For bespoke DSARs or tables that hit the export cap, ChiefLab fulfills manually on a 5-business-day SLA via privacy@chieflab.io. Customer may reference this fallback in customer-facing privacy notices.

If a data subject contacts ChiefLab directly with a request relating to a workspace, ChiefLab will not respond substantively; we will forward the request to Customer within 5 business days and provide reasonable assistance to Customer's response.

8. Data return and deletion

On termination of the ToS, Customer may export Personal Data via chieflab_export_workspace() for 30 days. After 30 days, ChiefLab hard-deletes Customer's Personal Data from primary systems within 7 days.

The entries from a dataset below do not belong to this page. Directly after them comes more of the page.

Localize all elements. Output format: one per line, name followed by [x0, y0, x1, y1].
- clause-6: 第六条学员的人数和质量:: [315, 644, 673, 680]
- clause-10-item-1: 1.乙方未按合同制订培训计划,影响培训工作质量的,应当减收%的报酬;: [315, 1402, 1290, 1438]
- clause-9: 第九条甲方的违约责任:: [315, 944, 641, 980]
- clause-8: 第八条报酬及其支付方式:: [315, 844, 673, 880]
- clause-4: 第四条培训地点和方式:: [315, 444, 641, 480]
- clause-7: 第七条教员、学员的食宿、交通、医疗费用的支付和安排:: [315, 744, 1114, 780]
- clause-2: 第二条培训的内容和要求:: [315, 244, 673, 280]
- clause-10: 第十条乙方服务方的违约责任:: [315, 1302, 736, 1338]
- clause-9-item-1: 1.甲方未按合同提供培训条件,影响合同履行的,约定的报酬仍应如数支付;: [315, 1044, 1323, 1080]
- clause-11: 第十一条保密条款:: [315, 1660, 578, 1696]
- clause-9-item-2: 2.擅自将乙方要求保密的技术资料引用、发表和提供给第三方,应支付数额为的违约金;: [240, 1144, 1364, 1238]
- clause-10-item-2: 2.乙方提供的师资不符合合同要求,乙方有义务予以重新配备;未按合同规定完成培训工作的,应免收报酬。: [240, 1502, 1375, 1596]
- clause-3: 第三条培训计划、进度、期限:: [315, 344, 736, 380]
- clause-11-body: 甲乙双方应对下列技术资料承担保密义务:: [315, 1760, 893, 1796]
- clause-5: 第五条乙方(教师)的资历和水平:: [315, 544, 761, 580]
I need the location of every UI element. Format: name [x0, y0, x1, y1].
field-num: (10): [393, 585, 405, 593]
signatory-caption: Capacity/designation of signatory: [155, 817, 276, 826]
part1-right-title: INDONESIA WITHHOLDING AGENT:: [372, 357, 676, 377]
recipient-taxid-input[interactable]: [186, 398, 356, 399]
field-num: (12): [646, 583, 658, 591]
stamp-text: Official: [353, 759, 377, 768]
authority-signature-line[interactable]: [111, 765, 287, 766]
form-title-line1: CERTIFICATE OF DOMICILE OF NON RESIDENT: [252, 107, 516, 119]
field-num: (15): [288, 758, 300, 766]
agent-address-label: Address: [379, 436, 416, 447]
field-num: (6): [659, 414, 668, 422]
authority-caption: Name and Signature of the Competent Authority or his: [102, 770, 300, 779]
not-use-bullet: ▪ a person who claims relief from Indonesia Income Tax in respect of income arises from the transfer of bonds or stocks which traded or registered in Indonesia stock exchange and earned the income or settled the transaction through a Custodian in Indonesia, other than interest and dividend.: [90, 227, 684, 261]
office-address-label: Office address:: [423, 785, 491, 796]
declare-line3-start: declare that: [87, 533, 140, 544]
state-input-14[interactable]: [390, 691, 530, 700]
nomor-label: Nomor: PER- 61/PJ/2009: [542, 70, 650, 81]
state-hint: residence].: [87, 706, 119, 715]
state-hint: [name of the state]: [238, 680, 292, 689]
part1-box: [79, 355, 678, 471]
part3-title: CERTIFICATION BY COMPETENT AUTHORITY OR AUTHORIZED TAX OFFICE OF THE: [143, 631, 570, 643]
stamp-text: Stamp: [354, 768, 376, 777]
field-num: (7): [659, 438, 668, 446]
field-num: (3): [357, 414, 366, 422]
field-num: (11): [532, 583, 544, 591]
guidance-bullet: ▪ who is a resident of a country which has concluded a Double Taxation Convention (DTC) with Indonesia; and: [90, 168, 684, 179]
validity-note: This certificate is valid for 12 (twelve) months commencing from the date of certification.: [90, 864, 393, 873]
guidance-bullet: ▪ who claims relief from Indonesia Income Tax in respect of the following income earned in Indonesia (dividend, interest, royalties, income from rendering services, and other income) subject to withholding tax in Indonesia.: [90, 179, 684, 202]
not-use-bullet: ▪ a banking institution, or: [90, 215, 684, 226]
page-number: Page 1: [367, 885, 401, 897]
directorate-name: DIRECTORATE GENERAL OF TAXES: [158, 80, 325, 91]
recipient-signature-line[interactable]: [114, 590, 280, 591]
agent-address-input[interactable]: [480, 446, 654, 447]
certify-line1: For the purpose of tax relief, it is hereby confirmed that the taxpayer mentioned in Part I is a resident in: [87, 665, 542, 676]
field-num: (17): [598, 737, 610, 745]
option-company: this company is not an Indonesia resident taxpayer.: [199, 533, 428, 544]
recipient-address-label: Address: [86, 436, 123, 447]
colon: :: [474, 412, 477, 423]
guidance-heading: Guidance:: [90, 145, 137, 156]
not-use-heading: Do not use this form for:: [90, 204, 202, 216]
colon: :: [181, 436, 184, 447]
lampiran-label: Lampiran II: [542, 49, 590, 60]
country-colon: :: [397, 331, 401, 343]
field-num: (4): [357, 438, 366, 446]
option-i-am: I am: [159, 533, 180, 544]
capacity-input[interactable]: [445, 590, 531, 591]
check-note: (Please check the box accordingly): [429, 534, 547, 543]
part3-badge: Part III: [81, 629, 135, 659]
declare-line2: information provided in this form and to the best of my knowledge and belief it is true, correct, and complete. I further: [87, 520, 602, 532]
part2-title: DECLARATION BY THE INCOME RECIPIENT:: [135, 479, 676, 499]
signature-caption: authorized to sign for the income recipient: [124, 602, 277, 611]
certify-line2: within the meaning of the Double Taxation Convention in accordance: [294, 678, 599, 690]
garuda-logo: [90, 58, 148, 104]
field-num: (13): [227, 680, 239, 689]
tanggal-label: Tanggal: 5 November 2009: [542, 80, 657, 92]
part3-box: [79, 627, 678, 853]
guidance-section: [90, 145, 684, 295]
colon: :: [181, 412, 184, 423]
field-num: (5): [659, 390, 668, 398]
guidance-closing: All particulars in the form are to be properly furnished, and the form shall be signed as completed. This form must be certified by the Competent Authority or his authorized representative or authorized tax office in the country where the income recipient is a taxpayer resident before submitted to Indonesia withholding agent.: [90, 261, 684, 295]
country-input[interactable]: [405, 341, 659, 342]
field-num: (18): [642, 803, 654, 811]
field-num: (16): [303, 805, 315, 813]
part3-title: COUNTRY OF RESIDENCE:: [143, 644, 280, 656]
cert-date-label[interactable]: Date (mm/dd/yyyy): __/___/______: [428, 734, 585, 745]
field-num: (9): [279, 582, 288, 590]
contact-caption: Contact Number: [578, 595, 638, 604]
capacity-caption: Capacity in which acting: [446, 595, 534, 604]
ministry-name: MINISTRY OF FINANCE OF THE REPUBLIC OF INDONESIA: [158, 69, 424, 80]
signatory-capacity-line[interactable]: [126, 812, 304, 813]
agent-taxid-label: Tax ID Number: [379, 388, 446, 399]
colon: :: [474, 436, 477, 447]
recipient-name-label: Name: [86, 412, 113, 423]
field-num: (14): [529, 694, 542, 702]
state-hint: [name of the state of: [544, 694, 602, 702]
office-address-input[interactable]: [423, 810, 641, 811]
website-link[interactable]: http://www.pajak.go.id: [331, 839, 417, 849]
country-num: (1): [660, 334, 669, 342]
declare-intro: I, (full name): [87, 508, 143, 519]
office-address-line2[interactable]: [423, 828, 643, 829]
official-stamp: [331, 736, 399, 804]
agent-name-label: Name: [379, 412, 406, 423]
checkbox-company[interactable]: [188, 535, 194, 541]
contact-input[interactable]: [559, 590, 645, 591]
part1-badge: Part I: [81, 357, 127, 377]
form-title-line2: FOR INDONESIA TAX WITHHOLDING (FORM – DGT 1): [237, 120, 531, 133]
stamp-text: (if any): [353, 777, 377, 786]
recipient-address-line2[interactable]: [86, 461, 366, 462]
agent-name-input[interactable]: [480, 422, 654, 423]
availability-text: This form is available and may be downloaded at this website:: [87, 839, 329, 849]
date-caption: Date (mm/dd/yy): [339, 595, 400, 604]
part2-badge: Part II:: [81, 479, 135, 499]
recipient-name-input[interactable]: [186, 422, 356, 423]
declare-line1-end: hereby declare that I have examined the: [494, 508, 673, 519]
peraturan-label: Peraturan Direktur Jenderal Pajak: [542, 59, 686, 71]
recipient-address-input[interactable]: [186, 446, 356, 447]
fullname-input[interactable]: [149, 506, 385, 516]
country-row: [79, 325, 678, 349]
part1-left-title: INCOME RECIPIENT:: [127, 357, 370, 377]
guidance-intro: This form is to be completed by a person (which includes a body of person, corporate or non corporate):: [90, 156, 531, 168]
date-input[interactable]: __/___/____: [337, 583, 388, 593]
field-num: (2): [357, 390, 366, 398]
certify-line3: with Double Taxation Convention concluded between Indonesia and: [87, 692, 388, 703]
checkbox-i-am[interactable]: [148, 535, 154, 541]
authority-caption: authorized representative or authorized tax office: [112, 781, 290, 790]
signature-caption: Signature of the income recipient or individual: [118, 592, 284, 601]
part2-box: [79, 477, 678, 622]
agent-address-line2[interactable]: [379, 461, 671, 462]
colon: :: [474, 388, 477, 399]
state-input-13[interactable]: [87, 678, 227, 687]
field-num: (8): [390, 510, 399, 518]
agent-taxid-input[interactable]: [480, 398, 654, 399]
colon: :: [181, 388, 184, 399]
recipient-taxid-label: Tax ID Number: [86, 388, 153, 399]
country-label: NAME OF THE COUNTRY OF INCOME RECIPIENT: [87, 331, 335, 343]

Supabase point-in-time recovery backups retain historical state for up to 7 days past hard deletion. ChiefLab will not restore from backups except for disaster recovery affecting Customer. We disclose this gap honestly in the Privacy Policy §7; we believe pretending it does not exist is the lie that ruins compliance posture.

9. Liability

Liability for breaches of this DPA is subject to the limits in the Terms of Service §6, except where law prohibits such limitation. Both parties commit to good-faith cooperation in remediating any Personal Data Breach.

10. Conflict

If this DPA conflicts with the ToS, this DPA controls for Personal Data processing. If the SCCs conflict with this DPA, the SCCs control for transfers in their scope.

11. Governing law

This DPA is governed by the laws of Singapore, except where the SCCs require EU member state law for their interpretation per SCC Module Two clause 17 (in which case the laws of Ireland apply for the SCC portion).

On Delaware C-corp incorporation, this clause will update to Delaware law for the non-SCC portion; the SCC portion will remain governed per clause 17 as required.

Annex 1 — Technical and organizational measures

Confidentiality

  • Workspace + tenant isolation enforced via Supabase Row Level Security.
  • API access requires Bearer token authentication; sandbox endpoints are IP rate-limited and clearly labeled.
  • Approval gates required for every external action (publish, send, charge).
  • Connector OAuth tokens and BYOK provider keys encrypted at rest in chieflab_connector_secrets.encrypted_token.
  • Internal access to production data is logged and restricted to engineers with a need-to-access basis.

Integrity

  • HMAC-signed reviewUrls with 7-day TTL and per-workspace revocation.
  • Audit log on every read/write to sensitive tables.
  • Reproducible audit scripts available during diligence: HMAC verifier, approval-gate bypass test.

Availability

  • Vercel multi-region edge for the API runtime.
  • Supabase managed Postgres with point-in-time recovery.
  • Status page at /status.

Resilience and testing

  • Disaster recovery via Supabase PITR (7-day window).
  • Quarterly review of security controls by engineering lead.
  • Vulnerability disclosure policy at /security; advertised in /.well-known/security.txt per RFC 9116.

Annex 2 — Subprocessors

Authoritative list maintained at /legal/subprocessors with effective dates and 30-day-notice commitment. Mirror reproduced inline at /trust for convenience; /legal/subprocessors controls in case of any discrepancy.